Mme de Narbonne passait la moitié de sa vie sur une chaise longue. Malgré toutes ses souffrances, elle restait toujours gaie et aimable. C’était curieux de la voir couchée sur son lit de repos, tout enveloppée d’écharpes et de fichus en dentelles, et cela dans une salle éclairée à jour, une salle de bal avec orchestre et tout ce qui s’ensuit. Les jeunes gens, les jeunes personnes entouraient son lit dans les intervalles de repos, elle les excitait à la danse, à la gaîté. On arrangeait pour elle des bals costumés, des quadrilles burlesques ou de caractère, et le tout était exécuté pour ainsi dire au chevet de la malade. A une certaine heure qu’elle reculait jusqu’au moment où ses forces l’abandonnaient, elle prenait congé de la société ; on la roulait jusqu’à sa chambre éloignée de la salle et elle y passait sa nuit, tandis que la jeunesse continuait la danse jusqu’à l’aube.

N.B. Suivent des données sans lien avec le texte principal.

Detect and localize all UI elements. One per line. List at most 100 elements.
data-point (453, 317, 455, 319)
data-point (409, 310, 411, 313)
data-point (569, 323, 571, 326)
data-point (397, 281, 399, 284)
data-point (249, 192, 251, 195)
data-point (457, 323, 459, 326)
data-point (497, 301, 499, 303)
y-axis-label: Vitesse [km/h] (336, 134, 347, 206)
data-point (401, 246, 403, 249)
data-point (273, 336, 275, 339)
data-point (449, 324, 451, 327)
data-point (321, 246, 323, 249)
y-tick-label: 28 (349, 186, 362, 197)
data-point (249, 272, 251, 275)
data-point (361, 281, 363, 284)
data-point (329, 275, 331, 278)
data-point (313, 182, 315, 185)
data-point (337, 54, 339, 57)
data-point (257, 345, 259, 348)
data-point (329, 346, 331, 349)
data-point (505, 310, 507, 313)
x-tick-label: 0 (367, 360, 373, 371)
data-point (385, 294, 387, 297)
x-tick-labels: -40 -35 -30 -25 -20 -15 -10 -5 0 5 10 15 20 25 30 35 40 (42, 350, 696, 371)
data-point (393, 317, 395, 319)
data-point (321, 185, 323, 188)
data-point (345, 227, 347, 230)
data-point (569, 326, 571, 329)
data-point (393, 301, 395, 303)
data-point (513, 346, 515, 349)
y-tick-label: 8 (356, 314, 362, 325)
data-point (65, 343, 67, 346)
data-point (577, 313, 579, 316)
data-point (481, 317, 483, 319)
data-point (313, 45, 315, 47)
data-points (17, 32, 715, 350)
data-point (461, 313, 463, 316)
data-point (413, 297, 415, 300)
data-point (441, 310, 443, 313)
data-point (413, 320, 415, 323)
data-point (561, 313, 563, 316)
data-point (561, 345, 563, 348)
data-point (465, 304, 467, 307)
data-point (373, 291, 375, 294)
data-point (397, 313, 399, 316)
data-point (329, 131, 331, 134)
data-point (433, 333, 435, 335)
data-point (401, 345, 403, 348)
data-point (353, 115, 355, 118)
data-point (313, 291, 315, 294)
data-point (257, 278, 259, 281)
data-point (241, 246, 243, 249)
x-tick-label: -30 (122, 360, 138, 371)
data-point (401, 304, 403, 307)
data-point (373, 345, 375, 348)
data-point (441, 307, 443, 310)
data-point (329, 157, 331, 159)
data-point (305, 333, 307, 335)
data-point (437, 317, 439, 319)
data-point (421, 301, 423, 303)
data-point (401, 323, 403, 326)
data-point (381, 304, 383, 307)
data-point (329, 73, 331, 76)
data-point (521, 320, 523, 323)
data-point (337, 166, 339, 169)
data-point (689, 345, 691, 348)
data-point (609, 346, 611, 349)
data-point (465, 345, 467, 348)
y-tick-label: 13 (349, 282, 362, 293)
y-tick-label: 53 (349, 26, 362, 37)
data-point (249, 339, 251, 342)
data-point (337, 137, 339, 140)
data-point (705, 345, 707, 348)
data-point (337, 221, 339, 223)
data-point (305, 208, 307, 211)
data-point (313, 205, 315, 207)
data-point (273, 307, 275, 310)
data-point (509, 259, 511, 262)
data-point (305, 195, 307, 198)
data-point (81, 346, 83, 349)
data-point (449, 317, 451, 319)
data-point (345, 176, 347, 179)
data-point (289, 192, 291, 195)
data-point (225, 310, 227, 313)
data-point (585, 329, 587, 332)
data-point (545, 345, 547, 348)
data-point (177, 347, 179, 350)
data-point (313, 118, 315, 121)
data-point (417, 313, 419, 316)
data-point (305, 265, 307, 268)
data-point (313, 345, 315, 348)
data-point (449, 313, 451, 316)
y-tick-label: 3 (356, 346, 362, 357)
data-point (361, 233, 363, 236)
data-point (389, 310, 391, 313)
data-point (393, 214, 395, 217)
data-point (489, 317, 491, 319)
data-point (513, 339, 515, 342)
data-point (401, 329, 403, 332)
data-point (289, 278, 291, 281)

20 septembre. — Une des dernières victimes du fléau épidémique a été la marquise de Coigny, une des femmes les plus spirituelles de la société, belle-mère du général Sébastiani, mère du duc de Coigny, tante des princesses Charlotte et Berthe de Rohan. Son nom de fille était Conflans. Née sous des auspices les plus brillans, tels qu’un grand nom, une grande fortune, avec de la grâce, de l’esprit et de la beauté, il n’est pas étonnant qu’elle se fût mariée fort jeune et que bientôt elle ait occupé une place éminente dans la société.